Green Sky Chaser

28 March 2007 Chase Log


Target Area: Shamrock/Childress/Clarendon, Texas

Chase Area: Shamrock/Childress/Clarendon/Silverton, Texas

Observations: three tornadoes, at least four funnel clouds, at least four wall clouds, at least three supercells, baseball-sized hail, lightning, and a squall line

Distance: 530 miles

Time: 12 hours

Chase Team: Car 1 - Esther White, Joe Daron, Gemma Ebsworth, and myself; Car 2 - Hin Pang, Ryan Surrage, and Duncan Geere; Car 3 - Hamish Ramsay, José Galvez, Raquel Orozco, and Vagner Anabor

SPC Convective Outlook: Moderate Risk (Click to see SPC products, data, and storm reports)

Chase Setup: A deep, closed upper low was centered over the Four Corners' region. A cold front extended southward through the west Texas Panhandle from a surface low in southeast Colorado. Low level winds were from the southeast across the Texas Panhandle, western Kansas, and western Nebraska. A dryline stretched north to south across the western High Plains with dewpoints in the mid-60s ahead of the dryline. CAPE values were between 2000 and 4000 J kg-1 ahead of the surface low with 0 to 6 km bulk shear values between 40 and 60 knots.

Chase Log: We set out for Shamrock, where we stopped for a while to pick up Wi-Fi and figure out what we wanted to do next. Dozens of other chasers were out there as well, leading to massive pre-chasing chaser convergence.

We watched a storm go up to our southwest, and ultimately headed out after it. We intercepted the storm in Briscoe County, where we saw a funnel cloud touch down at about 6 pm, just north of Silverton. This was the first tornado for most of the people in our chase group, which made it that much more exciting.

The tornado went through several phases, and remained solidly on the ground for a full 20 minutes or so. We witnessed the full life of this tornado, which was beautiful from touch down to rope out. The tornado tracked through open range country, and I never heard of any reported damage or injuries.

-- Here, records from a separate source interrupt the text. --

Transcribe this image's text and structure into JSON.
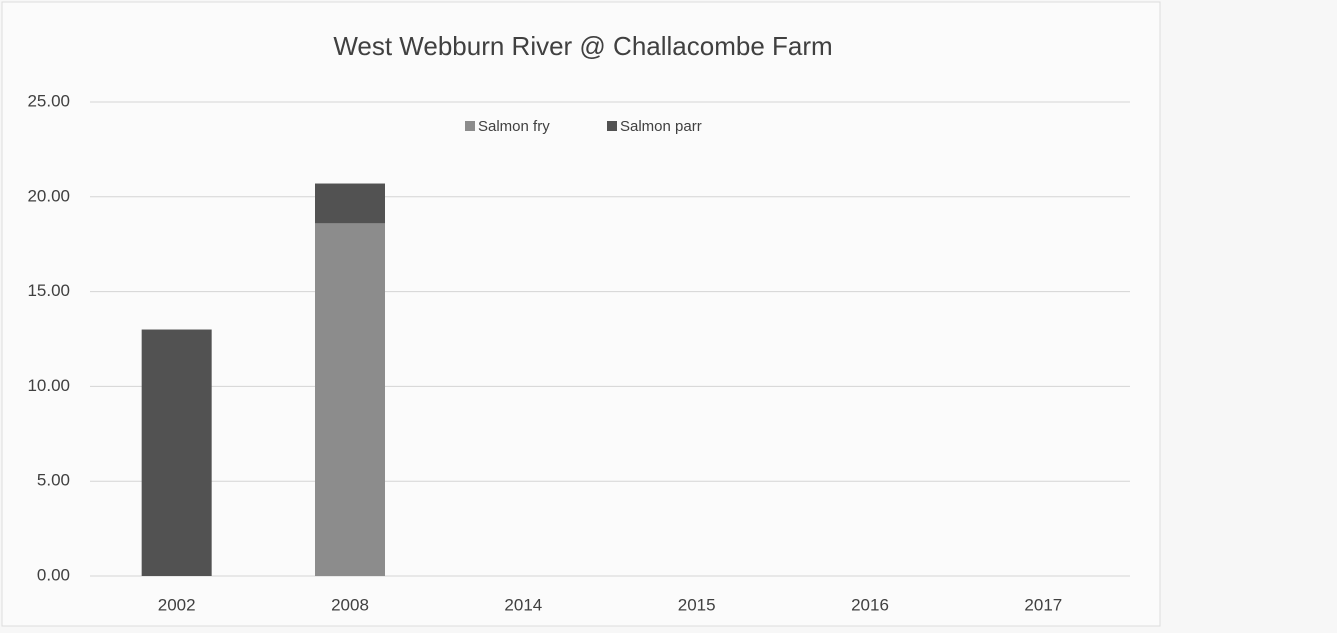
{
  "chart_data": {
    "type": "bar",
    "stacked": true,
    "title": "West Webburn River @ Challacombe Farm",
    "categories": [
      "2002",
      "2008",
      "2014",
      "2015",
      "2016",
      "2017"
    ],
    "series": [
      {
        "name": "Salmon fry",
        "color": "#8c8c8c",
        "values": [
          0,
          18.6,
          0,
          0,
          0,
          0
        ]
      },
      {
        "name": "Salmon parr",
        "color": "#525252",
        "values": [
          13.0,
          2.1,
          0,
          0,
          0,
          0
        ]
      }
    ],
    "ylim": [
      0,
      25
    ],
    "yticks": [
      {
        "value": 0,
        "label": "0.00"
      },
      {
        "value": 5,
        "label": "5.00"
      },
      {
        "value": 10,
        "label": "10.00"
      },
      {
        "value": 15,
        "label": "15.00"
      },
      {
        "value": 20,
        "label": "20.00"
      },
      {
        "value": 25,
        "label": "25.00"
      }
    ],
    "grid": true,
    "legend": "top"
  }
}
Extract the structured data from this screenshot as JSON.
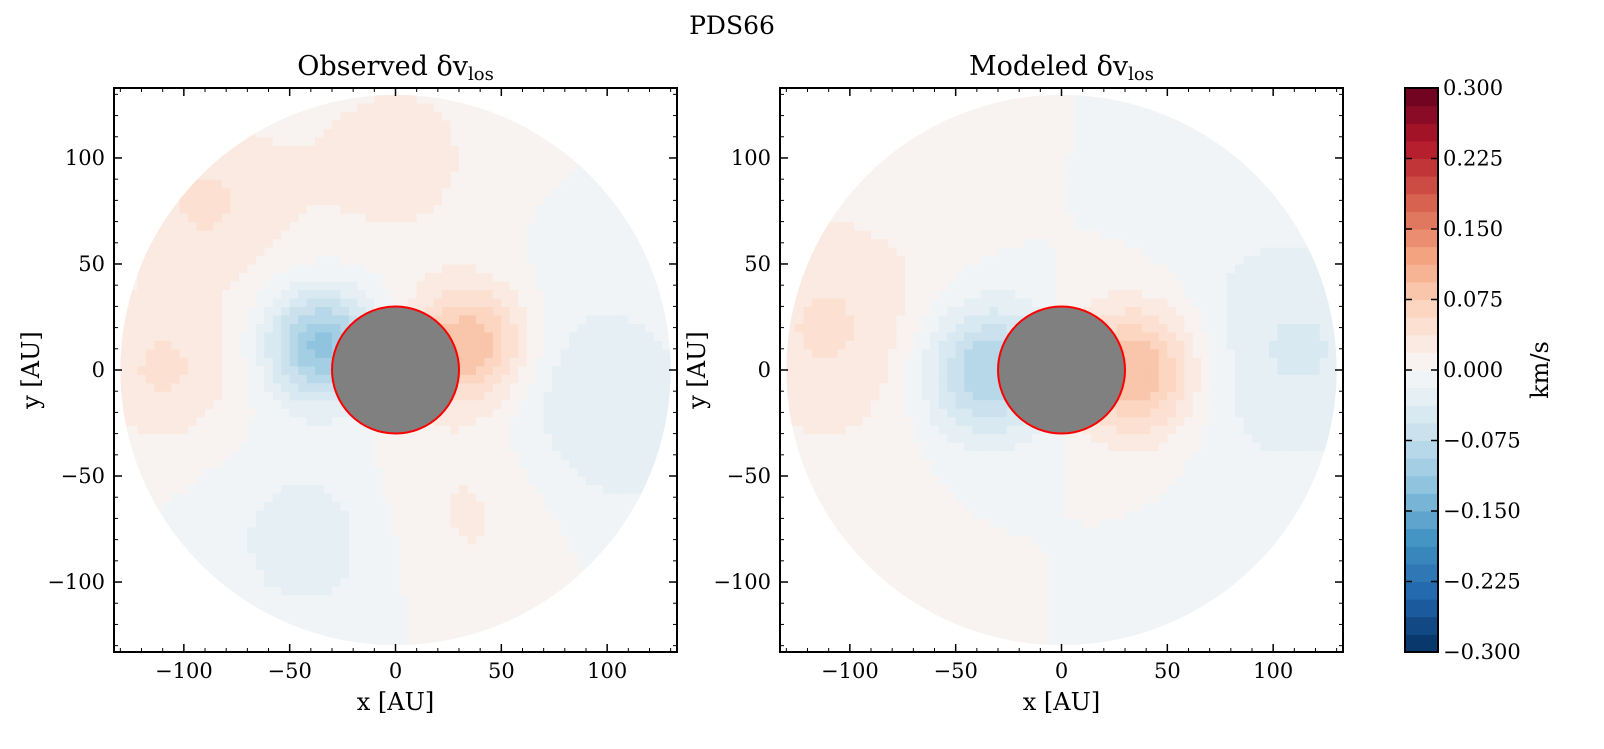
{
  "figure": {
    "suptitle": "PDS66"
  },
  "chart_data": [
    {
      "type": "heatmap",
      "title": "Observed δv",
      "title_subscript": "los",
      "xlabel": "x [AU]",
      "ylabel": "y [AU]",
      "xlim": [
        -133,
        133
      ],
      "ylim": [
        -133,
        133
      ],
      "xticks": [
        -100,
        -50,
        0,
        50,
        100
      ],
      "yticks": [
        -100,
        -50,
        0,
        50,
        100
      ],
      "xtick_labels": [
        "−100",
        "−50",
        "0",
        "50",
        "100"
      ],
      "ytick_labels": [
        "−100",
        "−50",
        "0",
        "50",
        "100"
      ],
      "disk_radius_au": 130,
      "masked_inner_radius_au": 30,
      "mask_color": "#808080",
      "mask_edge_color": "#ff0000",
      "field": {
        "description_units": "km/s",
        "features": [
          {
            "x": -35,
            "y": 12,
            "sigma": 18,
            "value": -0.12
          },
          {
            "x": 35,
            "y": 12,
            "sigma": 20,
            "value": 0.1
          },
          {
            "x": -90,
            "y": 80,
            "sigma": 30,
            "value": 0.04
          },
          {
            "x": 90,
            "y": -20,
            "sigma": 40,
            "value": -0.04
          },
          {
            "x": 40,
            "y": -60,
            "sigma": 35,
            "value": 0.03
          },
          {
            "x": -40,
            "y": -80,
            "sigma": 30,
            "value": -0.03
          },
          {
            "x": 0,
            "y": 100,
            "sigma": 30,
            "value": 0.03
          },
          {
            "x": -110,
            "y": 0,
            "sigma": 25,
            "value": 0.04
          }
        ]
      }
    },
    {
      "type": "heatmap",
      "title": "Modeled δv",
      "title_subscript": "los",
      "xlabel": "x [AU]",
      "ylabel": "y [AU]",
      "xlim": [
        -133,
        133
      ],
      "ylim": [
        -133,
        133
      ],
      "xticks": [
        -100,
        -50,
        0,
        50,
        100
      ],
      "yticks": [
        -100,
        -50,
        0,
        50,
        100
      ],
      "xtick_labels": [
        "−100",
        "−50",
        "0",
        "50",
        "100"
      ],
      "ytick_labels": [
        "−100",
        "−50",
        "0",
        "50",
        "100"
      ],
      "disk_radius_au": 130,
      "masked_inner_radius_au": 30,
      "mask_color": "#808080",
      "mask_edge_color": "#ff0000",
      "field": {
        "description_units": "km/s",
        "features": [
          {
            "x": -35,
            "y": 0,
            "sigma": 22,
            "value": -0.1
          },
          {
            "x": 35,
            "y": 0,
            "sigma": 22,
            "value": 0.1
          },
          {
            "x": -110,
            "y": 20,
            "sigma": 40,
            "value": 0.04
          },
          {
            "x": 110,
            "y": 10,
            "sigma": 40,
            "value": -0.04
          }
        ]
      }
    }
  ],
  "colorbar": {
    "label": "km/s",
    "vmin": -0.3,
    "vmax": 0.3,
    "levels": 32,
    "colormap": "RdBu_r",
    "ticks": [
      0.3,
      0.225,
      0.15,
      0.075,
      0.0,
      -0.075,
      -0.15,
      -0.225,
      -0.3
    ],
    "tick_labels": [
      "0.300",
      "0.225",
      "0.150",
      "0.075",
      "0.000",
      "−0.075",
      "−0.150",
      "−0.225",
      "−0.300"
    ],
    "colors": [
      "#053061",
      "#2166ac",
      "#4393c3",
      "#92c5de",
      "#d1e5f0",
      "#f7f7f7",
      "#fddbc7",
      "#f4a582",
      "#d6604d",
      "#b2182b",
      "#67001f"
    ]
  }
}
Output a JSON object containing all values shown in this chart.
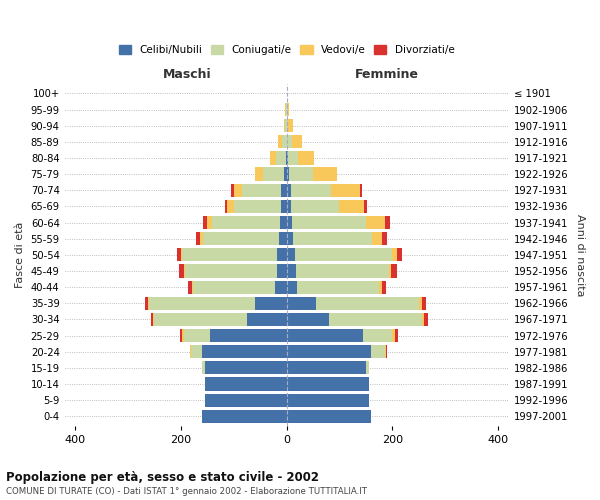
{
  "age_groups": [
    "0-4",
    "5-9",
    "10-14",
    "15-19",
    "20-24",
    "25-29",
    "30-34",
    "35-39",
    "40-44",
    "45-49",
    "50-54",
    "55-59",
    "60-64",
    "65-69",
    "70-74",
    "75-79",
    "80-84",
    "85-89",
    "90-94",
    "95-99",
    "100+"
  ],
  "birth_years": [
    "1997-2001",
    "1992-1996",
    "1987-1991",
    "1982-1986",
    "1977-1981",
    "1972-1976",
    "1967-1971",
    "1962-1966",
    "1957-1961",
    "1952-1956",
    "1947-1951",
    "1942-1946",
    "1937-1941",
    "1932-1936",
    "1927-1931",
    "1922-1926",
    "1917-1921",
    "1912-1916",
    "1907-1911",
    "1902-1906",
    "≤ 1901"
  ],
  "maschi": {
    "celibi": [
      160,
      155,
      155,
      155,
      160,
      145,
      75,
      60,
      22,
      18,
      18,
      14,
      12,
      10,
      10,
      5,
      2,
      0,
      0,
      0,
      0
    ],
    "coniugati": [
      0,
      0,
      0,
      5,
      20,
      50,
      175,
      200,
      155,
      175,
      180,
      145,
      130,
      90,
      75,
      40,
      18,
      8,
      3,
      2,
      0
    ],
    "vedovi": [
      0,
      0,
      0,
      0,
      2,
      2,
      2,
      2,
      2,
      2,
      2,
      5,
      8,
      12,
      15,
      15,
      12,
      8,
      3,
      2,
      0
    ],
    "divorziati": [
      0,
      0,
      0,
      0,
      0,
      5,
      5,
      5,
      8,
      8,
      8,
      8,
      8,
      5,
      5,
      0,
      0,
      0,
      0,
      0,
      0
    ]
  },
  "femmine": {
    "nubili": [
      160,
      155,
      155,
      150,
      160,
      145,
      80,
      55,
      20,
      18,
      15,
      12,
      10,
      8,
      8,
      5,
      2,
      0,
      0,
      0,
      0
    ],
    "coniugate": [
      0,
      0,
      0,
      5,
      25,
      55,
      175,
      195,
      155,
      175,
      185,
      150,
      140,
      90,
      75,
      45,
      20,
      10,
      3,
      2,
      0
    ],
    "vedove": [
      0,
      0,
      0,
      0,
      2,
      5,
      5,
      5,
      5,
      5,
      8,
      18,
      35,
      48,
      55,
      45,
      30,
      18,
      8,
      2,
      0
    ],
    "divorziate": [
      0,
      0,
      0,
      0,
      2,
      5,
      8,
      8,
      8,
      10,
      10,
      10,
      10,
      5,
      5,
      0,
      0,
      0,
      0,
      0,
      0
    ]
  },
  "colors": {
    "celibi": "#4472a8",
    "coniugati": "#c8d9a5",
    "vedovi": "#f9c85a",
    "divorziati": "#d93030"
  },
  "xlim": 420,
  "title": "Popolazione per età, sesso e stato civile - 2002",
  "subtitle": "COMUNE DI TURATE (CO) - Dati ISTAT 1° gennaio 2002 - Elaborazione TUTTITALIA.IT",
  "ylabel_left": "Fasce di età",
  "ylabel_right": "Anni di nascita",
  "xlabel_left": "Maschi",
  "xlabel_right": "Femmine",
  "legend_labels": [
    "Celibi/Nubili",
    "Coniugati/e",
    "Vedovi/e",
    "Divorziati/e"
  ]
}
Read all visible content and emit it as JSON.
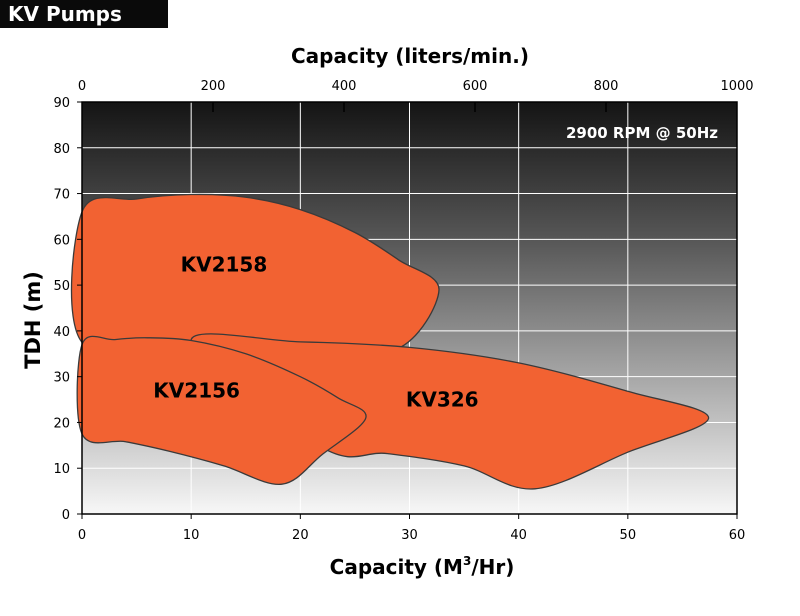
{
  "header": {
    "brand": "KV Pumps"
  },
  "chart_data": {
    "type": "area",
    "subtitle": "2900 RPM @ 50Hz",
    "xlabel": "Capacity (M",
    "xlabel_sup": "3",
    "xlabel_tail": "/Hr)",
    "x2label": "Capacity (liters/min.)",
    "ylabel": "TDH (m)",
    "xlim": [
      0,
      60
    ],
    "ylim": [
      0,
      90
    ],
    "x2lim": [
      0,
      1000
    ],
    "xticks": [
      0,
      10,
      20,
      30,
      40,
      50,
      60
    ],
    "yticks": [
      0,
      10,
      20,
      30,
      40,
      50,
      60,
      70,
      80,
      90
    ],
    "x2ticks": [
      0,
      200,
      400,
      600,
      800,
      1000
    ],
    "grid": true,
    "colors": {
      "curve_fill": "#f26232",
      "curve_stroke": "#3a3a3a",
      "panel_top": "#141414",
      "panel_bottom": "#f7f7f7"
    },
    "series": [
      {
        "name": "KV2158",
        "label_at": [
          13,
          53
        ],
        "points": [
          [
            0,
            66
          ],
          [
            5,
            68.8
          ],
          [
            10,
            69.8
          ],
          [
            15,
            69.2
          ],
          [
            20,
            66.5
          ],
          [
            25,
            61.5
          ],
          [
            29,
            55.5
          ],
          [
            32.7,
            49
          ],
          [
            28.8,
            36
          ],
          [
            20,
            36.5
          ],
          [
            10,
            37
          ],
          [
            0,
            37.5
          ]
        ]
      },
      {
        "name": "KV326",
        "label_at": [
          33,
          23.5
        ],
        "points": [
          [
            10,
            37.6
          ],
          [
            20,
            37.6
          ],
          [
            30,
            36.4
          ],
          [
            40,
            33
          ],
          [
            50,
            26.8
          ],
          [
            57.4,
            21
          ],
          [
            50,
            13.5
          ],
          [
            41.5,
            5.5
          ],
          [
            35,
            10.5
          ],
          [
            28,
            13.2
          ],
          [
            22,
            14.5
          ]
        ]
      },
      {
        "name": "KV2156",
        "label_at": [
          10.5,
          25.5
        ],
        "points": [
          [
            0,
            37
          ],
          [
            3,
            38.1
          ],
          [
            6,
            38.5
          ],
          [
            10,
            37.9
          ],
          [
            15,
            35
          ],
          [
            20,
            30
          ],
          [
            23.5,
            25.3
          ],
          [
            26,
            21
          ],
          [
            22,
            13
          ],
          [
            18.3,
            6.5
          ],
          [
            13,
            10.5
          ],
          [
            8,
            13.7
          ],
          [
            4,
            15.8
          ],
          [
            0,
            17.5
          ]
        ]
      }
    ]
  }
}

Although numerous other supercells had popped up by this time, the storms were able to remain isolated enough to produce many tornadoes. Not long after the Silverton tornado lifted, we caught the rope out of another tornado just north of Hedley, in Donley County. We were not sure how long this one had been on the ground, but we drove up a hill and suddenly spotted a rope tornado in a field next to us. We did not have time to stop and take any photos, though, as the tornado roped out very shortly after we spotted it (though Joe and Ryan caught it briefly on video; see the video link above or below).

We also saw some large hail this day, also around Donley County. The largest hail we saw was baseball-sized (about 3 inches in diameter). We just missed seeing the hail fall, which was good, otherwise our car windows would have been smashed! There were quite a few hail stones of this size littering the ground, meaning some of the falling hail stones could have been even larger.

As we drove back north towards I-40, after it got dark, we saw some lightning light up what appeared to be a large wedge tornado several miles in front of us. We slowed down, as we were chasing without radar and did not know what was going on. When we saw the lightning light up the wedge again, I had Esther call another chaser in the area (Gabe Garfield) who had radar data. He confirmed that there was indeed a wedge less than 10 miles north of us, affecting McLean. In fact, this large tornado crossed I-40 and struck a mesonet station shortly after another large tornado, just west of McLean, also crossed I-40 and tossed some 18-wheelers at a rest stop. By the time we got back to Shamrock, we saw that westbound I-40 was closed because of tornado damage.

This day will always be one of my all-time favorite chases, between the good company, the tornadoes, the large hail, the numerous classic and HP supercells, and the fact that it was in the Texas Panhandle (my favorite place to chase).